Organisations and the public should be alert to phishing emails and spoof websites, and many other scams as criminals are exploiting fears surrounding coronavirus. There has also been an increase in phishing via text message.  

Criminals are also exploiting the move to remote working to send fake messages from Microsoft Teams, Office 365, Zoom and other tools because they know people are using them for the first time and are therefore vulnerable to attacks.

Basic ways to protect yourself include:

1. Check that the message makes sense. This applies not only to the grammar and spelling, but also to the message as a whole. Does what you are being asked to do sound right? Would that person typically ask you to do this action in this way?  
2. Always confirm that a message is genuine by calling the person or organisation involved. Avoid using any numbers featured in correspondence. Look them up separately instead from a source you trust.  
3. Never click on links and attachments, unless you are 100% sure that they have been verified. There is almost always another way to check (e.g. by using your web browser). Often hackers send fake emails that appear to come from your colleagues with a link to a document within your system, e.g. a Microsoft Word document. In reality the link goes to a fake site or other webpage. Checking the link and the message is genuine avoids this.  
4. Stop and think before engaging with any correspondence. This applies not only to emails but to calls/texts/social media messages. Criminals look to apply pressure in some way to force people into making mistakes, so take a step back, don't be rushed, and get a clear perspective.  
5. Make sure your office systems use two-factor authentication.

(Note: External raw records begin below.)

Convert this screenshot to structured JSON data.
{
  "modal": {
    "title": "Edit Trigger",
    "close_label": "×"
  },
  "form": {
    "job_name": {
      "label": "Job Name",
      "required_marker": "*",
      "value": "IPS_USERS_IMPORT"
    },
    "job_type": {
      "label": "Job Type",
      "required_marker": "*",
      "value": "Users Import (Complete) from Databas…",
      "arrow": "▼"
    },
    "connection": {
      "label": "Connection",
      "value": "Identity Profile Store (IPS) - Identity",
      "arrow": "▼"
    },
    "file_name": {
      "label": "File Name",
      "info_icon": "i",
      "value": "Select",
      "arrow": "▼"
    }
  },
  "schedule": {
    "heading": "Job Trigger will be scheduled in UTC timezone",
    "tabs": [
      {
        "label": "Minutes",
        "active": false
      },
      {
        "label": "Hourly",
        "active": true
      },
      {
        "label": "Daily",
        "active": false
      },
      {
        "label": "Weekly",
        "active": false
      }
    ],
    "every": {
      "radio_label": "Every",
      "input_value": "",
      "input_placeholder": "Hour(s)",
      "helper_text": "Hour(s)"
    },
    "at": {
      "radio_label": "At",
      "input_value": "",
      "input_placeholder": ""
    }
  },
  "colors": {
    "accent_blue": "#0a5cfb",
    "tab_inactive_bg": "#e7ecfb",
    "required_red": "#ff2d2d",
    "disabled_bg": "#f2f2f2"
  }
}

Two-factor authentication requires the use of a mobile phone as well as a password to login to web-based email and team working systems, such as Office 365 and Microsoft Teams.  
6. Only use official sources (e.g. Government website) for information around Coronavirus. 
7. Watch out for fake login pages/URL spoofing. When visiting a page/logging in, check the URL in the address bar to ensure that you're on the correct page, and everything operates as it should do. For added peace of mind, you can bookmark important sites and only visit those sites via that bookmark.  
8. More information: The National Cyber Security Centre (NCSC) released an article summarising the above situation. 
9. Reporting: If you have been a victim of a cyber crime, please report it to Action Fraud, which is the UK's national cyber crime reporting portal. You can report through phone (0300 123 2040) or via their website. Reporting helps build intelligence for law enforcement, which can aid investigations as well as informational campaigns to prevent others from becoming victims. Action Fraud operate a 24/7 live cyber reporting line for organisations.